Jésus – un Jésus très maigre et pâle, très triste, je dirais même souffrant – se tient sur le sommet – juste sur le sommet – le plus haut d’une petite montagne sur laquelle il y a aussi un village. Mais Jésus n’est pas dans le village qui se trouve au sommet, tourné du côté de la pente sud-est. Jésus se tient au contraire sur un petit éperon, le plus élevé, tourné vers le nord-ouest, en réalité plus ouest que nord[1].
Jésus, en regardant comme il le fait de plusieurs côtés, voit donc une chaîne ondulée de montagnes dont les extrémités nord-ouest et sud-ouest plongent leurs derniers contrefort dans la mer, au sud-ouest avec le mont Carmel, qui s’estompe au loin, dans la journée sereine, et au nord-ouest avec un cap tranchant comme un éperon de navire qui ressemble beaucoup aux Apuanes italiennes avec ses veines rocheuses qui blanchissent au soleil. De cette chaîne ondulée de montagnes descendent des torrents et des ruisseaux – tous en crue à cette saison – qui, à travers la plaine côtière, courent se jeter dans la mer. Près de la large baie de Sycaminon, le plus abondant d’entre eux, le Kishon, débouche dans la mer après avoir fait une sorte de miroir d’eau au confluent d’un autre ruisselet, près de son embouchure. Le soleil, au midi d’une journée sereine, produit des scintillements de topaze ou de saphir sur la surface de leurs eaux, tandis que la mer n’est qu’un immense saphir veiné de légers colliers de perles.
Le printemps du sud se manifeste déjà par les feuilles nouvelles qui sortent des bourgeons éclos, tendres, brillantes, je dirais même virginales tant elles sont fraîches, ignorantes de la poussière et des tempêtes, de la morsure des insectes et des contacts humains. Les branches des amandiers sont déjà des flocons d’écume blanche rosée, si soyeux, si aériens, qu’ils donnent l’impression qu’ils vont se détacher des rameaux sur lesquels ils sont nés pour voyager dans l’air serein comme de petits nuages. Et même les champs de la plaine, étroite mais fertile, qui s’étend du cap du nord-ouest à celui du sud-ouest, présente l’aspect légèrement verdoyant de blés en herbe, ce qui enlève toute tristesse aux champs dénudés encore il y a peu.

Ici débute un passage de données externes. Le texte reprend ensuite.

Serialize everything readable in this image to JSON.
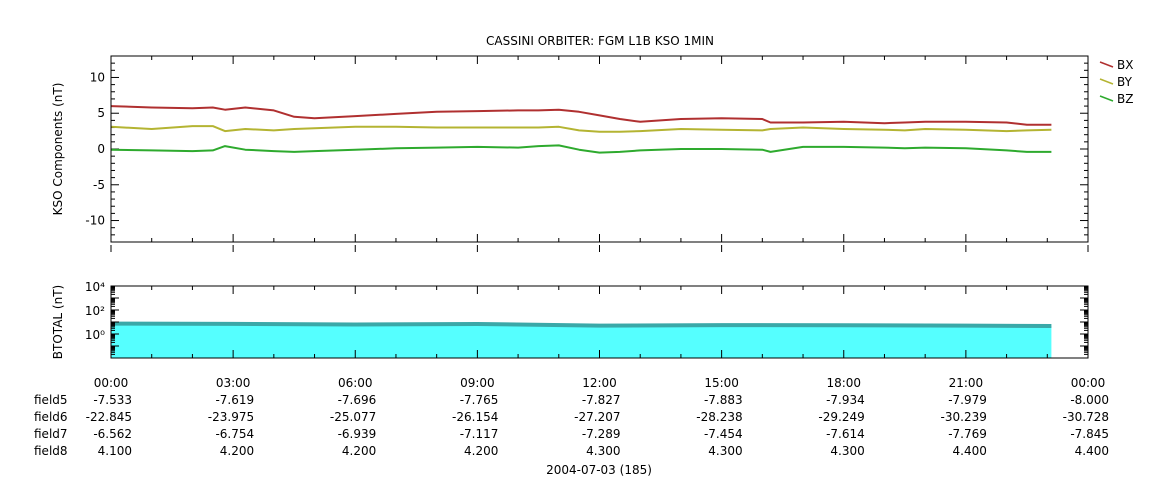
{
  "title": "CASSINI ORBITER: FGM L1B KSO 1MIN",
  "chart_data": [
    {
      "type": "line",
      "title": "CASSINI ORBITER: FGM L1B KSO 1MIN",
      "ylabel": "KSO Components (nT)",
      "ylim": [
        -13,
        13
      ],
      "yticks": [
        -10,
        -5,
        0,
        5,
        10
      ],
      "ytick_labels": [
        "-10",
        "-5",
        "0",
        "5",
        "10"
      ],
      "xlim_hours": [
        0,
        24
      ],
      "legend_position": "right",
      "grid": false,
      "x_hours": [
        0,
        1,
        2,
        2.5,
        2.8,
        3.3,
        4,
        4.5,
        5,
        6,
        7,
        8,
        9,
        10,
        10.5,
        11,
        11.5,
        12,
        12.5,
        13,
        14,
        15,
        16,
        16.2,
        17,
        18,
        19,
        19.5,
        20,
        21,
        22,
        22.5,
        23.1
      ],
      "series": [
        {
          "name": "BX",
          "color": "#b03030",
          "values": [
            6.0,
            5.8,
            5.7,
            5.8,
            5.5,
            5.8,
            5.4,
            4.5,
            4.3,
            4.6,
            4.9,
            5.2,
            5.3,
            5.4,
            5.4,
            5.5,
            5.2,
            4.7,
            4.2,
            3.8,
            4.2,
            4.3,
            4.2,
            3.7,
            3.7,
            3.8,
            3.6,
            3.7,
            3.8,
            3.8,
            3.7,
            3.4,
            3.4
          ]
        },
        {
          "name": "BY",
          "color": "#b4b432",
          "values": [
            3.1,
            2.8,
            3.2,
            3.2,
            2.5,
            2.8,
            2.6,
            2.8,
            2.9,
            3.1,
            3.1,
            3.0,
            3.0,
            3.0,
            3.0,
            3.1,
            2.6,
            2.4,
            2.4,
            2.5,
            2.8,
            2.7,
            2.6,
            2.8,
            3.0,
            2.8,
            2.7,
            2.6,
            2.8,
            2.7,
            2.5,
            2.6,
            2.7
          ]
        },
        {
          "name": "BZ",
          "color": "#2eaa2e",
          "values": [
            -0.1,
            -0.2,
            -0.3,
            -0.2,
            0.4,
            -0.1,
            -0.3,
            -0.4,
            -0.3,
            -0.1,
            0.1,
            0.2,
            0.3,
            0.2,
            0.4,
            0.5,
            -0.1,
            -0.5,
            -0.4,
            -0.2,
            0.0,
            0.0,
            -0.1,
            -0.4,
            0.3,
            0.3,
            0.2,
            0.1,
            0.2,
            0.1,
            -0.2,
            -0.4,
            -0.4
          ]
        }
      ]
    },
    {
      "type": "area",
      "ylabel": "BTOTAL (nT)",
      "yscale": "log",
      "ylim": [
        0.01,
        10000
      ],
      "yticks": [
        1,
        100,
        10000
      ],
      "ytick_labels": [
        "10⁰",
        "10²",
        "10⁴"
      ],
      "fill_color": "#55ffff",
      "line_color": "#3aa8a8",
      "x_hours": [
        0,
        3,
        6,
        9,
        12,
        15,
        18,
        21,
        23.1
      ],
      "values": [
        7.3,
        7.0,
        6.2,
        6.8,
        5.0,
        5.5,
        5.3,
        5.0,
        4.6
      ]
    }
  ],
  "xaxis": {
    "tick_labels": [
      "00:00",
      "03:00",
      "06:00",
      "09:00",
      "12:00",
      "15:00",
      "18:00",
      "21:00",
      "00:00"
    ],
    "date_label": "2004-07-03 (185)",
    "rows": [
      {
        "name": "field5",
        "values": [
          "-7.533",
          "-7.619",
          "-7.696",
          "-7.765",
          "-7.827",
          "-7.883",
          "-7.934",
          "-7.979",
          "-8.000"
        ]
      },
      {
        "name": "field6",
        "values": [
          "-22.845",
          "-23.975",
          "-25.077",
          "-26.154",
          "-27.207",
          "-28.238",
          "-29.249",
          "-30.239",
          "-30.728"
        ]
      },
      {
        "name": "field7",
        "values": [
          "-6.562",
          "-6.754",
          "-6.939",
          "-7.117",
          "-7.289",
          "-7.454",
          "-7.614",
          "-7.769",
          "-7.845"
        ]
      },
      {
        "name": "field8",
        "values": [
          "4.100",
          "4.200",
          "4.200",
          "4.200",
          "4.300",
          "4.300",
          "4.300",
          "4.400",
          "4.400"
        ]
      }
    ]
  }
}
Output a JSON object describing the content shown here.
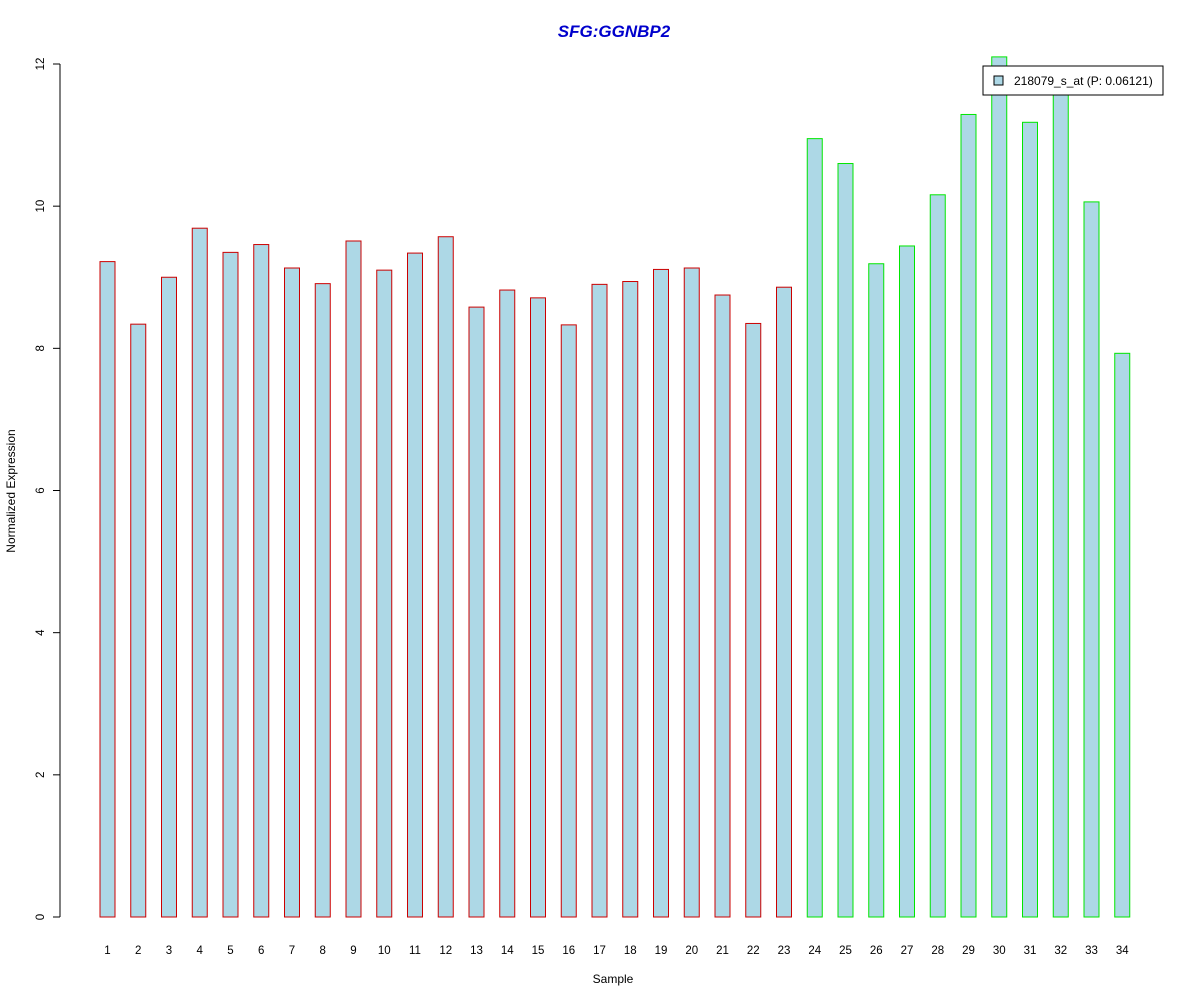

Jésus regarde. De l’endroit où il est, il voit trois chemins : celui qui vient du village et qui aboutit là, un sentier pour les piétons seulement, et deux autres qui descendent du village en bifurquant dans deux directions opposées : vers le nord-ouest et vers le sud-ouest.
Combien Jésus a dû souffrir ! Il est marqué par la pénitence beaucoup plus que lorsqu’il a jeûné au désert. C’était alors un homme qui avait pâli, mais encore jeune et fort ; maintenant, c’est un homme épuisé par un ensemble de souffrances qui accablent à la fois les forces physiques et les forces morales. Son regard est très triste, d’une tristesse tout à la fois douce et sévère. Ses joues amaigries font ressortir encore davantage la spiritualité de son profil, de son front haut, de son nez long et droit, de ses lèvres absolument exemptes de sensualité. Un visage angélique tant il exclut la matérialité. Il a la barbe plus longue qu’à l’ordinaire. Elle a poussé jusque sur les joues, jusqu’à se confondre avec les cheveux qui tombent sur les oreilles, de sorte que dans son visage il n’y a de visible que le front, les yeux, le nez et les pommettes fines et d’une couleur d’ivoire sans la moindre trace de rose. Ses cheveux sont peignés d’une manière rudimentaire, ils sont ternes et gardent, en souvenir de la caverne où il est resté, des débris de feuilles sèches et de brindilles accrochées dans ses longues mèches. Sa tunique et son manteau, chiffonnés et salis, indiquent, eux aussi, l’endroit sauvage où ils ont été portés et où ils ont servi sans arrêt.